The 5ft 2in actress displays no signs of jet lag as she bounces into the room with a warm smile, dropping wisecracks and wearing a T-shirt in homage to Brit rockers The Who ("When in Rome...").
Inside Out is the latest high-concept animation from Disney Pixar.
It received a standing ovation at this year's Cannes film festival and takes place inside the head of a 11-year-old girl called Riley, with her five core emotions: Joy, Sadness, Anger, Fear and Disgust, each personified as characters working in the 'control centre'.
"There are a lot of stories right now about superheroes and villains and bad guys, and what Pixar did was take all that and bring it inside a young girl's head," says Poehler.
"I loved the setting and the time in Riley's life. I knew the people they were casting and thought: 'This is gonna be funny and I'm going to be paid to be in a good mood!'"
When we first meet Joy, she has about "33 beautiful seconds of being the only one there", before we're introduced to Sadness and co.
Joy's mission is to keep Riley's spirits up as the youngster relocates to a new city with her family, and ensure that her memories remain happy, but her efforts are thwarted by this motley crew. Joy and Sadness end up being swept into the far reaches of Riley's mind, leaving Fear, Anger and Disgust at the helm.
Poehler - whose blonde locks are now a warm auburn - has form in playing it perky as the ultra-cheerful bureaucrat Leslie Knope in Parks And Recreation, for which she recently received her sixth Primetime Emmy nomination.
But life hasn't always been so joyful for the 43-year-old, who split with actor husband Will Arnett - the father of her two young sons - in 2012.
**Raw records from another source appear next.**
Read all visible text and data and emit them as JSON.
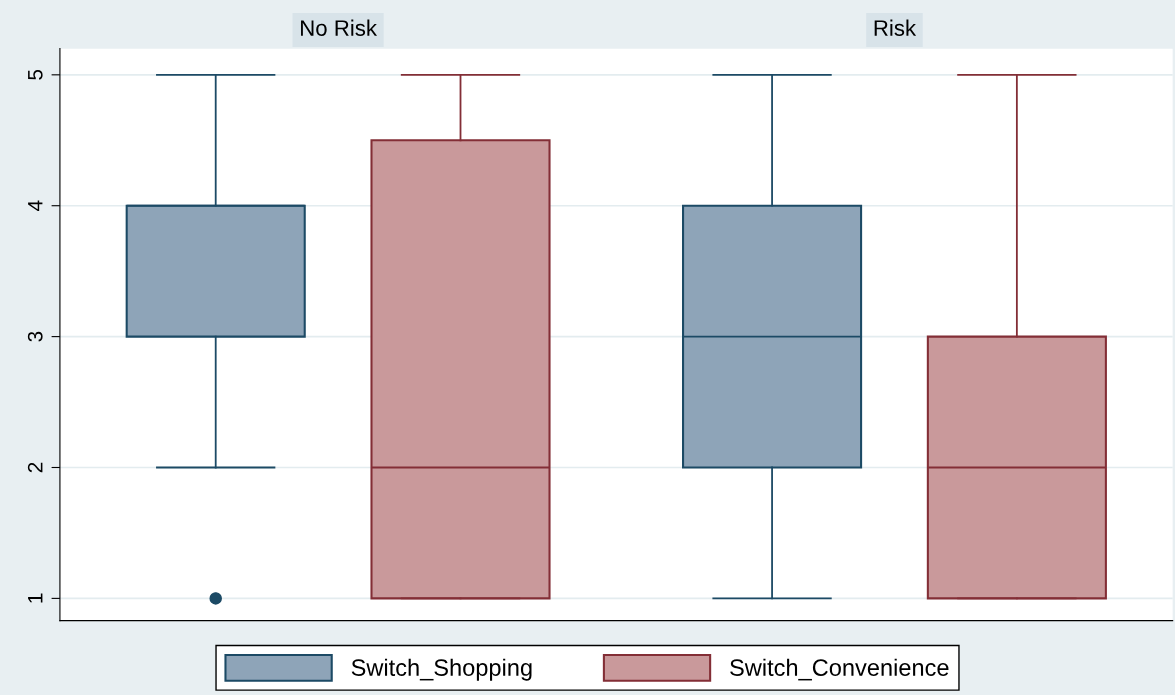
{
  "chart_data": {
    "type": "box",
    "categories": [
      "No Risk",
      "Risk"
    ],
    "ylim": [
      0.83,
      5.2
    ],
    "yticks": [
      1,
      2,
      3,
      4,
      5
    ],
    "grid": "y",
    "legend": "bottom",
    "series": [
      {
        "name": "Switch_Shopping",
        "color": "#8ea4b8",
        "boxes": [
          {
            "low": 2,
            "q1": 3,
            "median": 4,
            "q3": 4,
            "high": 5,
            "outliers": [
              1
            ]
          },
          {
            "low": 1,
            "q1": 2,
            "median": 3,
            "q3": 4,
            "high": 5
          }
        ]
      },
      {
        "name": "Switch_Convenience",
        "color": "#c9999b",
        "boxes": [
          {
            "low": 1,
            "q1": 1,
            "median": 2,
            "q3": 4.5,
            "high": 5
          },
          {
            "low": 1,
            "q1": 1,
            "median": 2,
            "q3": 3,
            "high": 5
          }
        ]
      }
    ]
  }
}
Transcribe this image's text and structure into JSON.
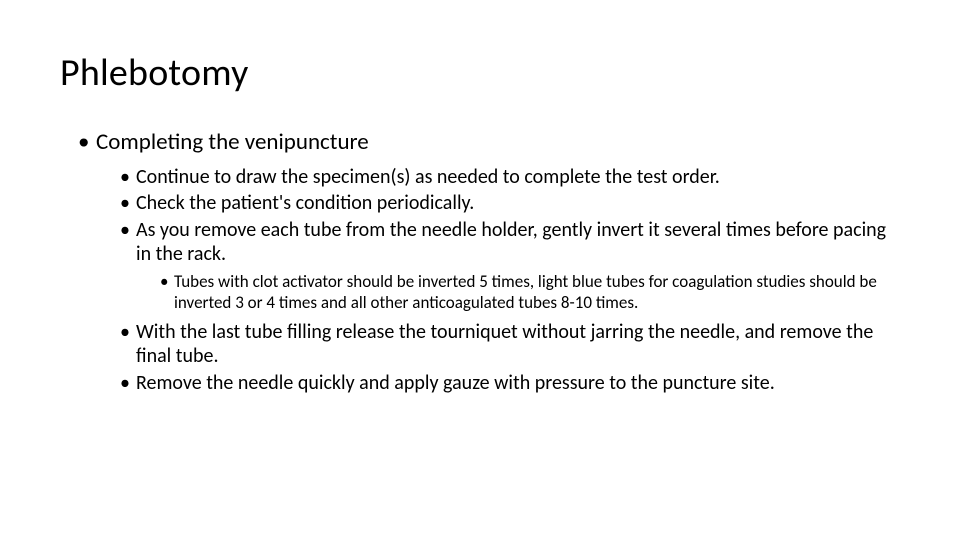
{
  "title": "Phlebotomy",
  "lvl1_heading": "Completing the venipuncture",
  "lvl2": {
    "a": "Continue to draw the specimen(s) as needed to complete the test order.",
    "b": "Check the patient's condition periodically.",
    "c": "As you remove each tube from the needle holder, gently invert it several times before pacing in the rack.",
    "d": "With the last tube filling release the tourniquet without jarring the needle, and remove the final tube.",
    "e": "Remove the needle quickly and apply gauze with pressure to the puncture site."
  },
  "lvl3": {
    "a": "Tubes with clot activator should be inverted 5 times, light blue tubes for coagulation studies should be inverted 3 or 4 times and all other anticoagulated tubes 8-10 times."
  },
  "style": {
    "background_color": "#ffffff",
    "text_color": "#000000",
    "title_fontsize": 38,
    "lvl1_fontsize": 23,
    "lvl2_fontsize": 20,
    "lvl3_fontsize": 17,
    "font_family": "Calibri"
  }
}
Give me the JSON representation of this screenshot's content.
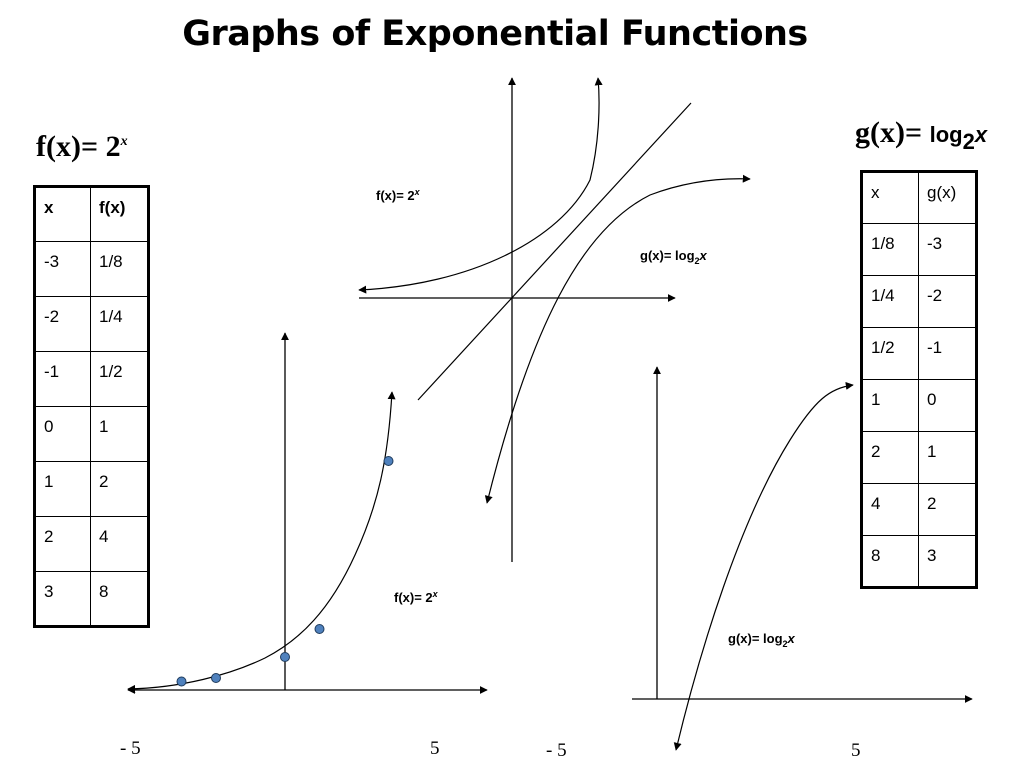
{
  "title": "Graphs of Exponential Functions",
  "f_heading": {
    "prefix": "f(x)= 2",
    "exponent": "x"
  },
  "g_heading": {
    "prefix": "g(x)= ",
    "log": "log",
    "base": "2",
    "arg": "x"
  },
  "f_table": {
    "headers": [
      "x",
      "f(x)"
    ],
    "rows": [
      [
        "-3",
        "1/8"
      ],
      [
        "-2",
        "1/4"
      ],
      [
        "-1",
        "1/2"
      ],
      [
        "0",
        "1"
      ],
      [
        "1",
        "2"
      ],
      [
        "2",
        "4"
      ],
      [
        "3",
        "8"
      ]
    ]
  },
  "g_table": {
    "headers": [
      "x",
      "g(x)"
    ],
    "rows": [
      [
        "1/8",
        "-3"
      ],
      [
        "1/4",
        "-2"
      ],
      [
        "1/2",
        "-1"
      ],
      [
        "1",
        "0"
      ],
      [
        "2",
        "1"
      ],
      [
        "4",
        "2"
      ],
      [
        "8",
        "3"
      ]
    ]
  },
  "labels": {
    "top_f": {
      "prefix": "f(x)= 2",
      "exp": "x"
    },
    "top_g": {
      "prefix": "g(x)= log",
      "base": "2",
      "arg": "x"
    },
    "bottom_f": {
      "prefix": "f(x)= 2",
      "exp": "x"
    },
    "bottom_g": {
      "prefix": "g(x)= log",
      "base": "2",
      "arg": "x"
    }
  },
  "ticks": {
    "f_left": "- 5",
    "f_right": "5",
    "g_left": "- 5",
    "g_right": "5"
  },
  "f_points": [
    {
      "x": -3,
      "y": 0.125
    },
    {
      "x": -2,
      "y": 0.25
    },
    {
      "x": 0,
      "y": 1
    },
    {
      "x": 1,
      "y": 2
    },
    {
      "x": 3,
      "y": 8
    }
  ],
  "colors": {
    "point_fill": "#4f81bd",
    "point_stroke": "#1f3b5c",
    "line": "#000000"
  }
}
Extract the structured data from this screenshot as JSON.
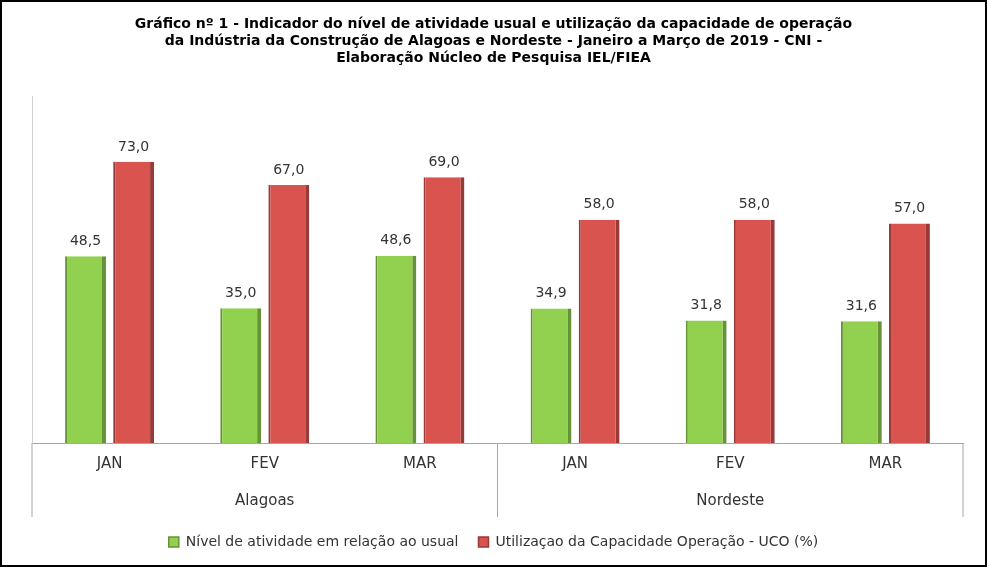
{
  "chart_data": {
    "type": "bar",
    "title": [
      "Gráfico nº 1 - Indicador do nível de atividade usual e utilização da capacidade de operação",
      "da Indústria da Construção de Alagoas e Nordeste - Janeiro a Março de 2019 - CNI -",
      "Elaboração Núcleo de Pesquisa IEL/FIEA"
    ],
    "categories": [
      "JAN",
      "FEV",
      "MAR",
      "JAN",
      "FEV",
      "MAR"
    ],
    "category_groups": [
      "Alagoas",
      "Alagoas",
      "Alagoas",
      "Nordeste",
      "Nordeste",
      "Nordeste"
    ],
    "series": [
      {
        "name": "Nível de atividade em relação ao usual",
        "color": "#92d050",
        "values": [
          48.5,
          35.0,
          48.6,
          34.9,
          31.8,
          31.6
        ],
        "value_labels": [
          "48,5",
          "35,0",
          "48,6",
          "34,9",
          "31,8",
          "31,6"
        ]
      },
      {
        "name": "Utilizaçao da Capacidade Operação - UCO (%)",
        "color": "#d9534f",
        "values": [
          73.0,
          67.0,
          69.0,
          58.0,
          58.0,
          57.0
        ],
        "value_labels": [
          "73,0",
          "67,0",
          "69,0",
          "58,0",
          "58,0",
          "57,0"
        ]
      }
    ],
    "ylim": [
      0,
      90
    ],
    "grid": false,
    "legend": "bottom",
    "data_labels": true,
    "tick_labels": "x"
  }
}
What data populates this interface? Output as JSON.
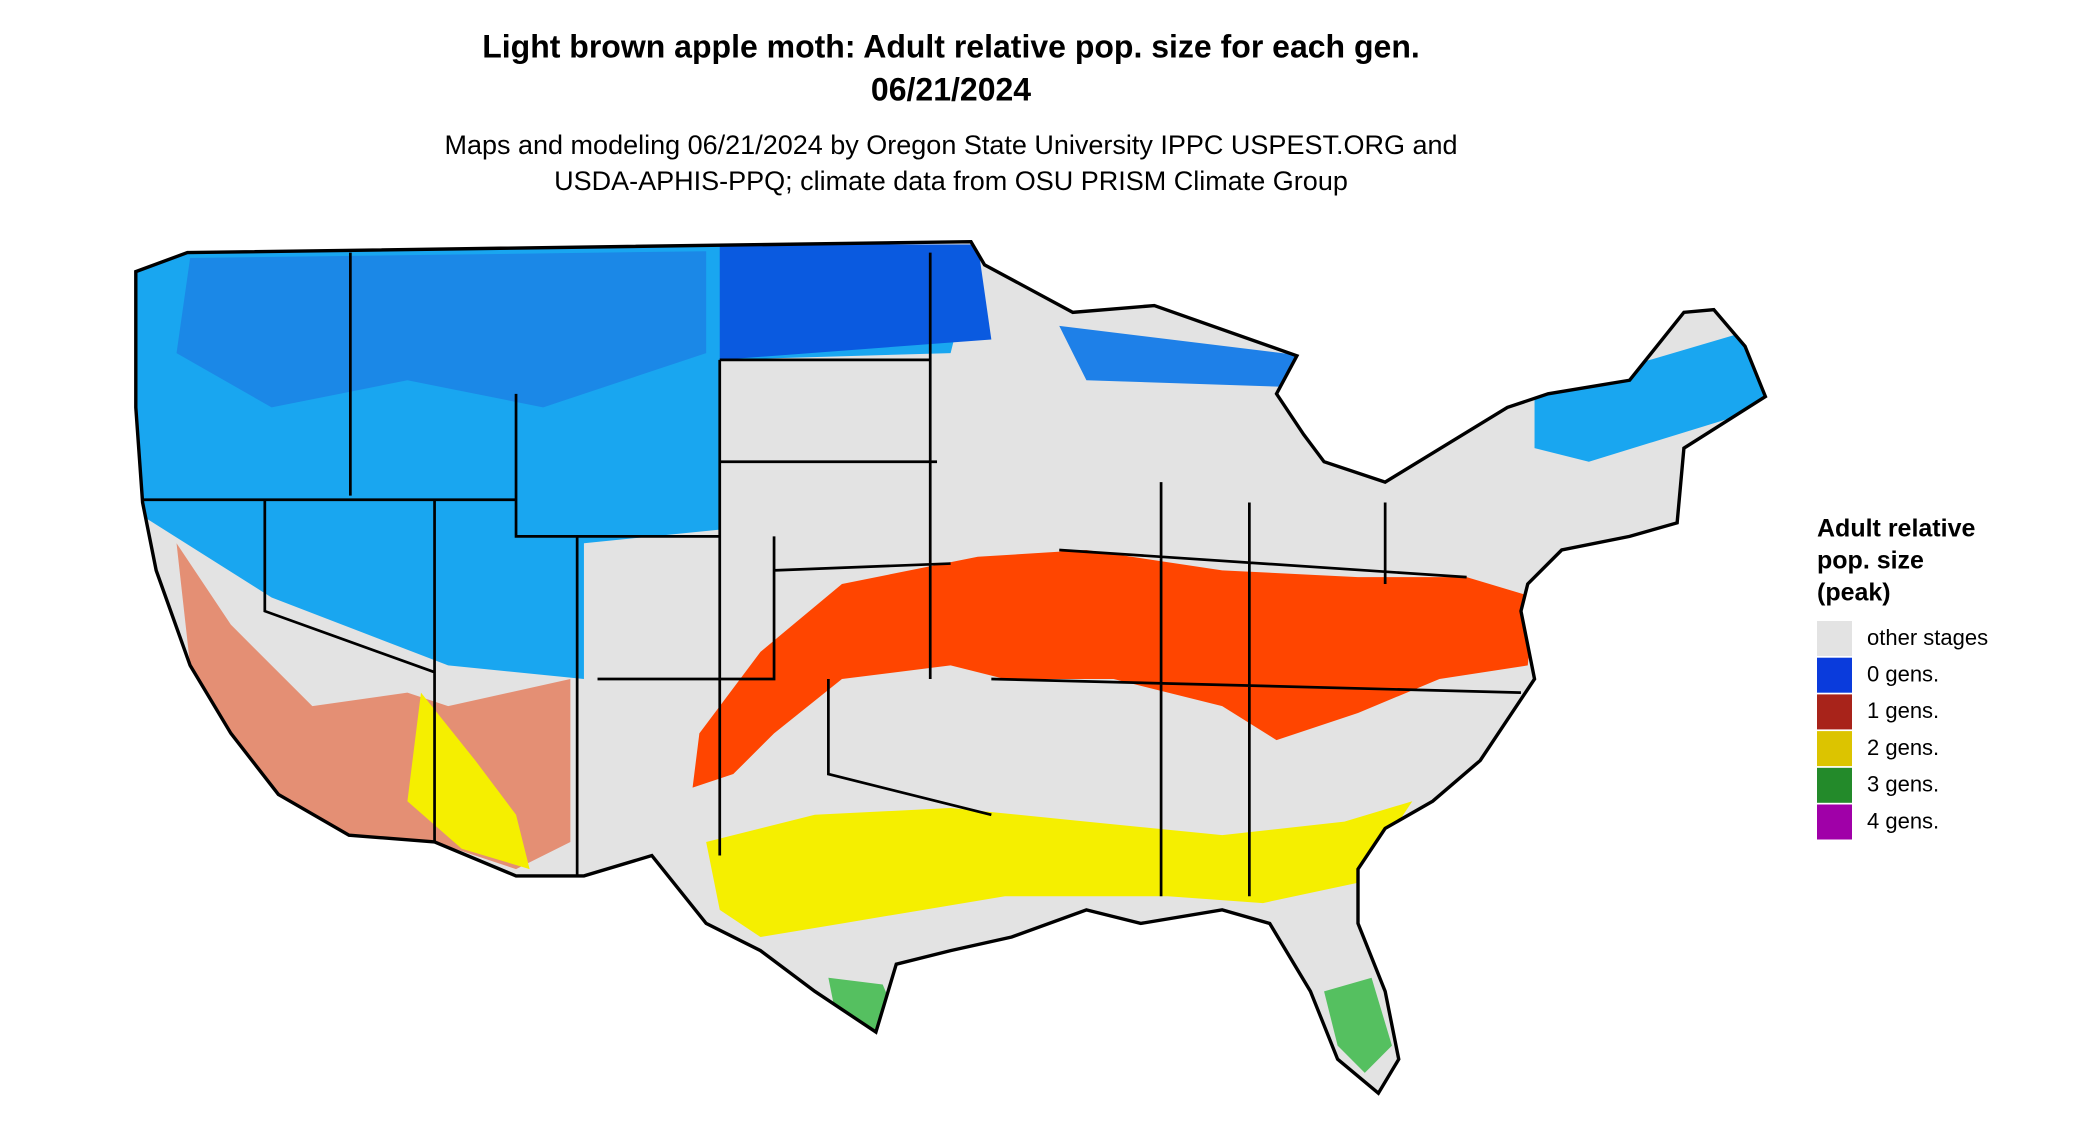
{
  "header": {
    "title": [
      "Light brown apple moth: Adult relative pop. size for each gen.",
      "06/21/2024"
    ],
    "subtitle": [
      "Maps and modeling 06/21/2024 by Oregon State University IPPC USPEST.ORG and",
      "USDA-APHIS-PPQ; climate data from OSU PRISM Climate Group"
    ]
  },
  "legend": {
    "title": [
      "Adult relative",
      "pop. size",
      "(peak)"
    ],
    "items": [
      {
        "label": "other stages",
        "color": "#e3e3e3"
      },
      {
        "label": "0 gens.",
        "color": "#0a3bdc"
      },
      {
        "label": "1 gens.",
        "color": "#a8231a"
      },
      {
        "label": "2 gens.",
        "color": "#dcc400"
      },
      {
        "label": "3 gens.",
        "color": "#238a2a"
      },
      {
        "label": "4 gens.",
        "color": "#a000a8"
      }
    ]
  }
}
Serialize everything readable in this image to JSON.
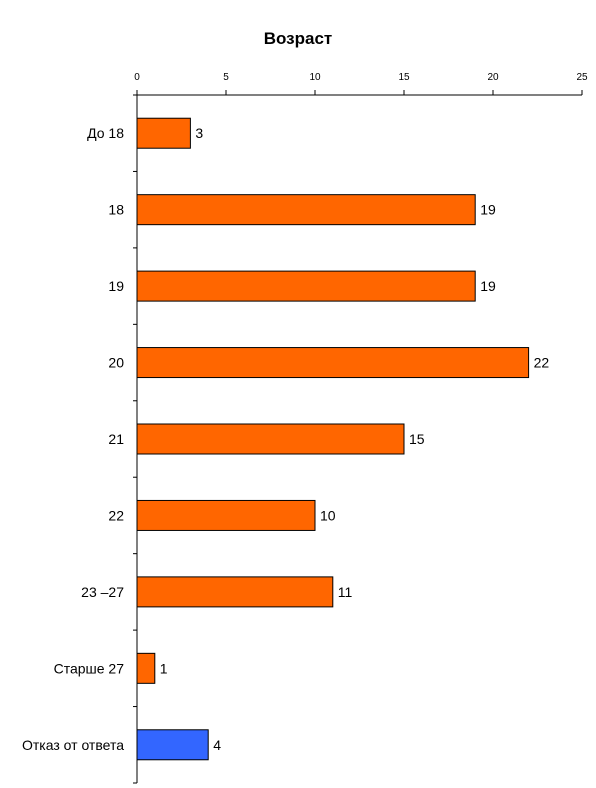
{
  "chart_data": {
    "type": "bar",
    "orientation": "horizontal",
    "title": "Возраст",
    "categories": [
      "До 18",
      "18",
      "19",
      "20",
      "21",
      "22",
      "23 –27",
      "Старше 27",
      "Отказ от ответа"
    ],
    "values": [
      3,
      19,
      19,
      22,
      15,
      10,
      11,
      1,
      4
    ],
    "xlim": [
      0,
      25
    ],
    "xticks": [
      0,
      5,
      10,
      15,
      20,
      25
    ],
    "xaxis_position": "top",
    "grid": false,
    "legend": "none",
    "bar_colors": [
      "#FF6600",
      "#FF6600",
      "#FF6600",
      "#FF6600",
      "#FF6600",
      "#FF6600",
      "#FF6600",
      "#FF6600",
      "#3366FF"
    ]
  }
}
"Sadness can be your friend, it can help you," the actress and comedian points out. "Happy is a really vague term; happiness and the pursuit of it. The film reminds us that it's OK to not be happy all the time, no one is, and in fact, the pursuit of happiness all the time often gets in the way of change and growth."
Poehler adds: "There's a great scene in the film where Joy has to relent and let Sadness take over. It's this message of, you have to feel your feeling to get to the next thing. You need a good cry sometimes, and the film is a good cry."
Could she have played any of the other emotions? "I think I could do Anger," she deadpans. "I think I could rustle that up if I needed to."
The film, from the makers of 2009 animation Up, brought back memories of Poehler's own childhood and adolescence.
"As a woman, you think about this magic hour when you were 11, where puberty hasn't ruined everything yet and you really do have the whole world in front of you, hopefully," says the star, who also runs a website, Smart Girls, encouraging young people to celebrate intelligence and imagination above 'fitting in'.
"It can be an awesome time where you're filled with possibility and anticipation, but it can be a very confusing time, where all your emotions are jockeying to be front and centre."
Aged six and four, Poehler's sons are too young to discuss their emotions in much depth, but the actress has found Inside Out helpful in getting them to open up.
"The film is filled with action and rough and tumble, sucking up tubes and things falling down and breaking, and Anger blowing his top, so they love all that stuff. But it's also a nice tool to talk to them about feelings.
"You can't ask a child 'How are you feeling, really?' They don't say, 'Well I'm feeling sad...' It doesn't work that way - God bless you if you have that child. It's been a way of discussing emotions and feelings with them in a way they like, that's fun and feels safe."
Born in Massachusetts to teacher parents, Poehler got into improv comedy as a university student and performed with troupes in Chicago (where she met friend and co-star Tina Fey - more on that later) before landing a job on sketch comedy show Saturday Night Live in 2001.
Of her comedy influences, she says: "Growing up in the States in the Nineties, we could only pass British comedy around like it was a secret. We had VHS tapes of The Day Today and Steve Coogan and you would tell someone: 'Have you seen Brass Eye?' There was this mystery about British comedy, because we couldn't get it."
With the hugely popular Parks And Recreation coming to an end this year, Poehler has time to pursue other projects - including upcoming comedy film, Sisters, with Fey, about two siblings throwing one last final hurrah house party before their parents sell their family home.
"We're gonna be hitting the road for that in a few months," she says.
It will be difficult to top the positive response to Inside Out, however.
"Cannes is ruined for me!" Poehler says with a laugh. "It was amazing. There's nowhere to go but down after that."